Nitrotriazolone (NTO) is a heterocyclic ketone high explosive first identified in 1905, but research into its explosive properties was not conducted until the 1980s. NTO is currently being used by the US Army in munitions, specifically Insensitive munitions replacing those made with legacy explosives.

Nitrotriazolone is being progressively made use of in novel explosive formulations, such as IMX-101, a new, safer alternative to TNT specially devised in 2010 by BAE Systems, where it is combined with 2,4-Dinitroanisole and Nitroguanidine. As such, NTO is found in the vast majority of IMX formulations. The Picatinny Arsenal has also adopted the implementation of NTO and DNAN in many of their likewise newly developed insensitive explosive mixtures, which share many of the same applications of the IMXs.

Properties 
Nitrotriazolone shows keto–enol tautomerism through proton transfer reactions. The keto form shows significantly different stability to heat, friction, and impact.

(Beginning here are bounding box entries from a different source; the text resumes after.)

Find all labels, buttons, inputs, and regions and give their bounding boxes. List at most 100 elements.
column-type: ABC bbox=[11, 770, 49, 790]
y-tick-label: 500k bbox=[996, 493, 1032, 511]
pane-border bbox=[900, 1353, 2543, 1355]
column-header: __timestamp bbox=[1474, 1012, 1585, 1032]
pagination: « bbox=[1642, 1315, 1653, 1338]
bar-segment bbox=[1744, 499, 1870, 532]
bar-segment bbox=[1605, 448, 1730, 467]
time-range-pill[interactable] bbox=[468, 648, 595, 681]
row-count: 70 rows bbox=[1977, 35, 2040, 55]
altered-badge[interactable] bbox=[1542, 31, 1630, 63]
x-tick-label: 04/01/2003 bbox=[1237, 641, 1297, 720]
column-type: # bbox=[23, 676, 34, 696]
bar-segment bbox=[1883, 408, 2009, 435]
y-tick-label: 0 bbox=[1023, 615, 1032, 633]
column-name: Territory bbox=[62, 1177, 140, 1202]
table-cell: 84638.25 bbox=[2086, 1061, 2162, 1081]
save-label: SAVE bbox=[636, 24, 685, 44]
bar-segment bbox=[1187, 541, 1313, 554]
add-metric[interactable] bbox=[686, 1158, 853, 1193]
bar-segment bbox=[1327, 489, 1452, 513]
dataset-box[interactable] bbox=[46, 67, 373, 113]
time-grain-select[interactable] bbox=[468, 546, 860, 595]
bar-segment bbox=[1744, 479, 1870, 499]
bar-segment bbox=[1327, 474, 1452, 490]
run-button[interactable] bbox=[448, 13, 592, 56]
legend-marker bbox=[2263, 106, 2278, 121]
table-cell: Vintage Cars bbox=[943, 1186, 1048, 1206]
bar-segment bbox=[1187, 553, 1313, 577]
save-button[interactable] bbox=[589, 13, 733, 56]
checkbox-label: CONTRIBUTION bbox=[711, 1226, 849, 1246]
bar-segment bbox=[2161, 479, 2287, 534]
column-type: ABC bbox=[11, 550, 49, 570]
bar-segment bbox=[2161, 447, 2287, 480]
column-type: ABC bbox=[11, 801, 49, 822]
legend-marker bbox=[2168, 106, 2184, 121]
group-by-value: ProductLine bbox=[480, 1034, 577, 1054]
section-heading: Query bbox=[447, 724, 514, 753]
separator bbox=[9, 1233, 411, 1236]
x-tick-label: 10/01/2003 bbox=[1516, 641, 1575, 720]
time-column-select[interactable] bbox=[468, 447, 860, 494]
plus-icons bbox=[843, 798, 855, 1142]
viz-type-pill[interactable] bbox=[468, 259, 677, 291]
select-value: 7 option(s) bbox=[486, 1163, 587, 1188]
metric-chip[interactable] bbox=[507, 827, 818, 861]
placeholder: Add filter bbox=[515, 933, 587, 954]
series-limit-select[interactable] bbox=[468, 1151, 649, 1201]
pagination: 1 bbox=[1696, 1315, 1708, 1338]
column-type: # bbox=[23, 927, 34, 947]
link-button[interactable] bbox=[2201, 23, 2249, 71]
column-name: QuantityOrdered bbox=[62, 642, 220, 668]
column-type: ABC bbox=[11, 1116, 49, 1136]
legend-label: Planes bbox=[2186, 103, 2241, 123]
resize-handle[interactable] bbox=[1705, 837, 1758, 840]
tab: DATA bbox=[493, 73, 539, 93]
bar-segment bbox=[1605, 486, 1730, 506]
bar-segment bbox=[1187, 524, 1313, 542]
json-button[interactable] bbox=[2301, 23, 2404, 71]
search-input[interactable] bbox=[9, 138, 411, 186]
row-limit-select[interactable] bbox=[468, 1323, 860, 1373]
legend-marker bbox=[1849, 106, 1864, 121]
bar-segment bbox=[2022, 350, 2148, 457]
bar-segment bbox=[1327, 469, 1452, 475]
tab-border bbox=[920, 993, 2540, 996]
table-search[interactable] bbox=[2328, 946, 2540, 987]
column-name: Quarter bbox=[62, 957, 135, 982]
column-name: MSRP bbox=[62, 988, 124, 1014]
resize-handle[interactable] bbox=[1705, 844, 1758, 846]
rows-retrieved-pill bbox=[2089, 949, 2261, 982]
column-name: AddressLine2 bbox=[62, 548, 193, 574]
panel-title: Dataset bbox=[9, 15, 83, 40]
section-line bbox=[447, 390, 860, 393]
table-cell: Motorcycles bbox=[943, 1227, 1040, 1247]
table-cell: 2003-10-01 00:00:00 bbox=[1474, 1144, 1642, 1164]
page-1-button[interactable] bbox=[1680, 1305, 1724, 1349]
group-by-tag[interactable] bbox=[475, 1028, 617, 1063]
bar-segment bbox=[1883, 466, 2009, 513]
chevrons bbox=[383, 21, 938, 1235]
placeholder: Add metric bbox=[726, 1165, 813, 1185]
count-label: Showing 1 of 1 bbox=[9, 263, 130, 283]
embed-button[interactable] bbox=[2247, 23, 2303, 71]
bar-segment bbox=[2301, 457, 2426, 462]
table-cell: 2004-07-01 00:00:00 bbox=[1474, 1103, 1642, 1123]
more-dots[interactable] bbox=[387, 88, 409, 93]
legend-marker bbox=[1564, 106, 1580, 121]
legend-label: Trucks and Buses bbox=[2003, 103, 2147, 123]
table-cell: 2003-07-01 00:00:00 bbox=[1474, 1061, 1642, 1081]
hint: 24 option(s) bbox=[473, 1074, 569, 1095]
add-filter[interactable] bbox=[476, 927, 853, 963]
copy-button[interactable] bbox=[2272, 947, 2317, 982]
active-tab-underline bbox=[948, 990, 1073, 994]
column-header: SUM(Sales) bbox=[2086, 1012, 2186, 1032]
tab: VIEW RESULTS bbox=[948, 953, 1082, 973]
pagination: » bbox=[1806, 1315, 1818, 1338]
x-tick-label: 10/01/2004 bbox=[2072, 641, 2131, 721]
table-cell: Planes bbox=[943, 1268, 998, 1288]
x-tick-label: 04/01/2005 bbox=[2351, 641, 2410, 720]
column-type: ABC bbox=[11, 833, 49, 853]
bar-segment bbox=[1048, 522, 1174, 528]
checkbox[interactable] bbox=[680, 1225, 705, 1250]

Nitrotriazolone can form either mono or a di hydrate.

Preparation 
NTO was first made in 1905 in a two step process. Semicarbazide hydrochloride is condensed with formic acid to produce 1,2,4-triazol-3-one, which is nitrated with nitric acid to form nitrotriazolone.

Toxicity 
In vivo studies showed the nitrotriazolone is absorbed through the skin and gastrointestinal tract. In the kidneys, NTO is broken down into 5-amino-1,2,4-triazol-3-one, which undergoes oxidative denitrification and forms urazoles and nitrites in rats.